Matrix dari L’Oréal Indonesia menghadirkan teknik pewarnaan rambut COLOR MELTING melalui tren warna yang bernuansa dingin 

JAKARTA (IndonesiaTerkini.com)- Memahami tren rambut yang terus berganti, Matrix dari L’Oréal Indonesia kembali menghadirkan teknik pewarnaan rambut COLOR MELTING melalui tren warna yang bernuansa dingin seperti biru dan ungu, yang sejalan dengan tren warna pantone tahun ini yaitu, Ultra Violet. Di tahun 2018, teknik COLOR MELTING didukung dengan produk pewarnaan terobosan terbaru dari Matrix yaitu SOBOOST yang dapat membantu hairdressers untuk menghasilkan variasi warna rambut yang sesuai dengan kreatifitas mereka, serta memenuhi kebutuhan konsumen untuk selalu up to date terhadap tren warna rambut masa kini.

Tren warna COLOR MELTING 2018 diluncurkan pada Hair Show COLOR MELTING di Ballroom Ritz Carlton Jakarta dengan make up yang didukung oleh Maybelline New York Indonesia. Acara ini menghadirkan Artistic Collective Matrix Global, Dan Csicsai, dan Artistic Talent Matrix Indonesia, Rudy Hadisuwarno, Candra Suyatno serta Top 5 Hairdressers Matrix Colorists Battle 2018 berkolaborasi dengan 5 Influencers.

Teknik COLOR MELTING merupakan evolusi dari teknik ombre dan balayage dengan memadukan tiga warna atau lebih secara natural yang menimbulkan efek “melted” atau meleleh sehingga menyatu dengan sempurna dan menciptakan gradasi warna rambut yang tampak alami.

Brand General Manager Matrix Indonesia, Amanda Indarwulan menjelaskan, Teknik COLOR MELTING menciptakan gradasi alami  pada pewarnaan rambut yang dihasilkan dari kombinasi warna dan pantulan berbeda. "Hari ini kami meluncurkan tren terbaru di tahun 2018 COLOR MELTING yang didominasi warna bernuansa dingin, seperti biru dan ungu, dan Matrix berkomitmen untuk memastikan konsumen dapat memiliki warna rambut yang sesuai dengan tren yang sedang populer saat ini, namun tetap disesuaikan dengan keinginan dan kepribadiannya masing-masing, sehingga teknik COLOR MELTING dapat diaplikasikan untuk warna natural hingga warna fashion," ujarnya.

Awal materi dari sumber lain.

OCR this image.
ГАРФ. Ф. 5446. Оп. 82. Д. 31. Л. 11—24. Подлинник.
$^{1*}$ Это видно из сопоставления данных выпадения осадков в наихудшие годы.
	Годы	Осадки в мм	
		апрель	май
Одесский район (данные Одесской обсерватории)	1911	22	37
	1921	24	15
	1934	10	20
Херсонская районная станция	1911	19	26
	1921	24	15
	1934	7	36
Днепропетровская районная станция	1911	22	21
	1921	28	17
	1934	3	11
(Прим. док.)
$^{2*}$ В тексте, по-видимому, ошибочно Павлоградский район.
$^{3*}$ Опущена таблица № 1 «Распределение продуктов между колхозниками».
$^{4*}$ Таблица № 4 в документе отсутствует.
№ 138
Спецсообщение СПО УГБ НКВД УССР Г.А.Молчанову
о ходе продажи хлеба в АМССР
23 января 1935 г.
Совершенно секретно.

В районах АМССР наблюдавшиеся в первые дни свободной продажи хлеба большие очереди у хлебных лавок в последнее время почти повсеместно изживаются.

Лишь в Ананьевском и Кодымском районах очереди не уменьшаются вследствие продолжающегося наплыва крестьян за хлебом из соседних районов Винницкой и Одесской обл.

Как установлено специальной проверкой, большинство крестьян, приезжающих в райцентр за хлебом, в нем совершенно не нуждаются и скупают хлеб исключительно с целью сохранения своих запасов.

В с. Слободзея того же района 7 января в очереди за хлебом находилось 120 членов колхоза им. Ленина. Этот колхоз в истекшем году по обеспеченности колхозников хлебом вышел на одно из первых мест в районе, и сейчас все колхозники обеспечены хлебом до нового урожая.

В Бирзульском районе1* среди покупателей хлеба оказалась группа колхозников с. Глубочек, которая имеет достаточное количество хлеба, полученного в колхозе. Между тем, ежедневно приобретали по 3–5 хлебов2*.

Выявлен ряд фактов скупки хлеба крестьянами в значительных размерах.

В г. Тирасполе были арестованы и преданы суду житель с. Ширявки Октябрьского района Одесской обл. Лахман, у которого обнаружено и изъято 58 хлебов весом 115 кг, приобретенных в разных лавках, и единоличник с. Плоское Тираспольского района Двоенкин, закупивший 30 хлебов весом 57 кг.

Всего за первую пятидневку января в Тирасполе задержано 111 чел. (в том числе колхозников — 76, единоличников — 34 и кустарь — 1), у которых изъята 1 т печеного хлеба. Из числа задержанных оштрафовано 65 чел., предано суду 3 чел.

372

Artistic Collective Matrix Global, Dan Csicsai menambahkan, Ultra Violet merupakan tren warna pantone tahun ini, sehingga warna biru dan ungu akan menonjol di tahun 2018. "Sejalan dengan tren ini, Matrix meluncurkan tren COLOR MELTING 2018 dengan nuansa warna-warna dingin seperti biru dan ungu," lanjutnya.

Untuk mendukung tren yang terus berkembang, hari ini Matrix memperkenalkan SOBOOST sebagai produk pewarnaan booster pertama dari Matrix yang dapat melengkapi portofolio warna menjadi lebih bervariasi sehingga dapat mendukung kreatifitas para hairdressers dan menjawab kebutuhan para konsumen agar selalu mengikuti tren warna rambut masa kini.

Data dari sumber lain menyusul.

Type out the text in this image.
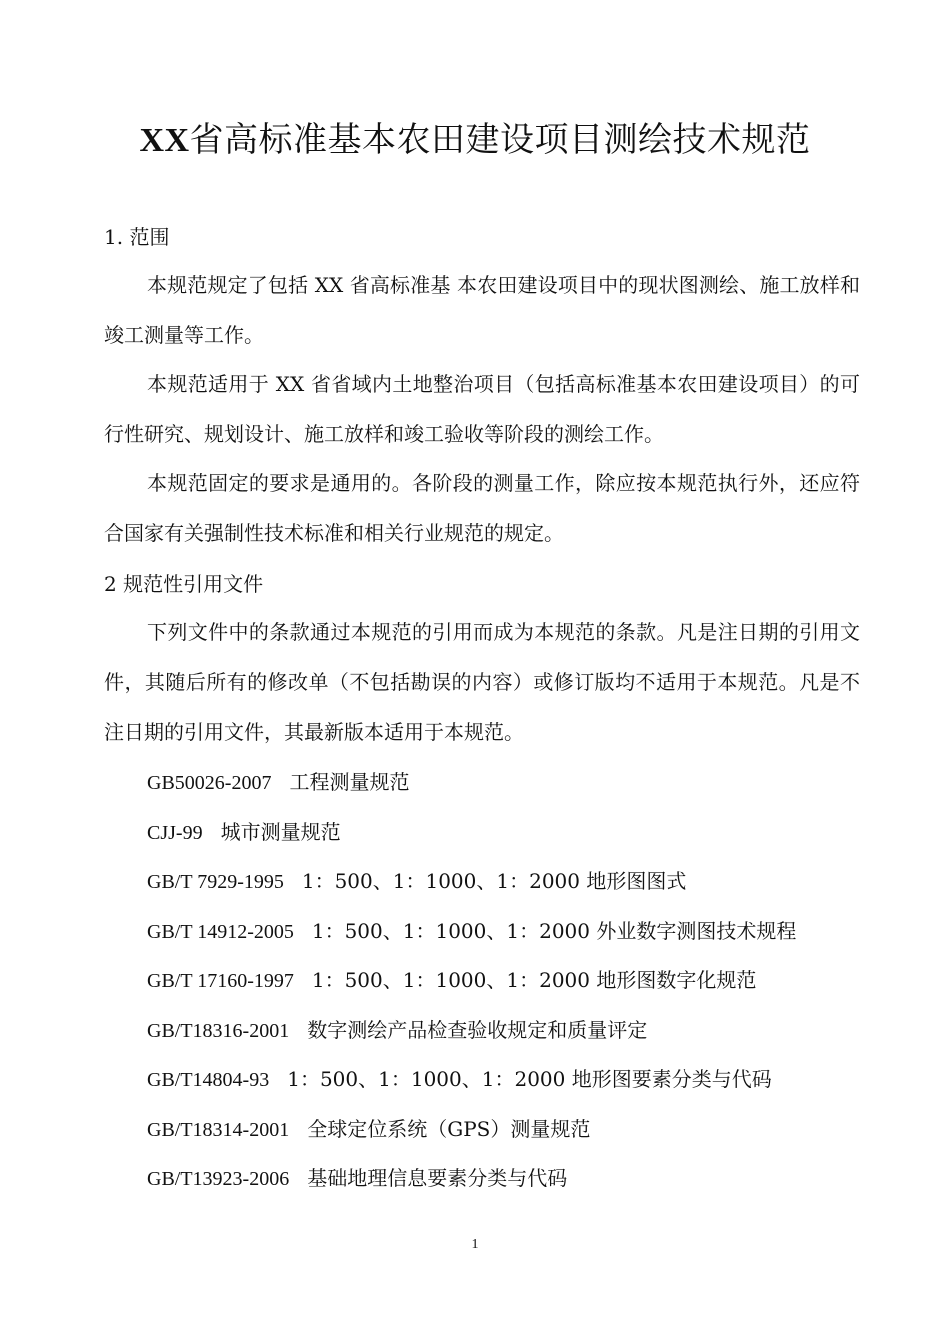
XX省高标准基本农田建设项目测绘技术规范
1. 范围
本规范规定了包括 XX 省高标准基 本农田建设项目中的现状图测绘、施工放样和竣工测量等工作。
本规范适用于 XX 省省域内土地整治项目（包括高标准基本农田建设项目）的可行性研究、规划设计、施工放样和竣工验收等阶段的测绘工作。
本规范固定的要求是通用的。各阶段的测量工作，除应按本规范执行外，还应符合国家有关强制性技术标准和相关行业规范的规定。
2 规范性引用文件
下列文件中的条款通过本规范的引用而成为本规范的条款。凡是注日期的引用文件，其随后所有的修改单（不包括勘误的内容）或修订版均不适用于本规范。凡是不注日期的引用文件，其最新版本适用于本规范。
GB50026-2007 工程测量规范
CJJ-99 城市测量规范
GB/T 7929-1995 1：500、1：1000、1：2000 地形图图式
GB/T 14912-2005 1：500、1：1000、1：2000 外业数字测图技术规程
GB/T 17160-1997 1：500、1：1000、1：2000 地形图数字化规范
GB/T18316-2001 数字测绘产品检查验收规定和质量评定
GB/T14804-93 1：500、1：1000、1：2000 地形图要素分类与代码
GB/T18314-2001 全球定位系统（GPS）测量规范
GB/T13923-2006 基础地理信息要素分类与代码
1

SOBOOST merupakan produk pewarnaan yang dapat digunakan sendiri atau digunakan sebagai booster untuk SoColor yang memiliki tiga warna dasar yaitu biru, merah dan kuning. Dengan mengedepankan simplicity, Matrix membuktikan bahwa dengan warna-warna tersebut, Matrix mampu menghasilkan kreasi warna yang tidak terbatas, sehingga memberikan keleluasaan bagi para hairdressers untuk dapat mengembangkan kreatifitasnya semaksimal mungkin dengan menciptakan ragam warna yang bervariasi. Selain itu SOBOOST dapat digunakan untuk menetralisir warna kekuningan yang tidak diinginkan atau mengintensifkan warna merah, merah keunguan, dan ungu.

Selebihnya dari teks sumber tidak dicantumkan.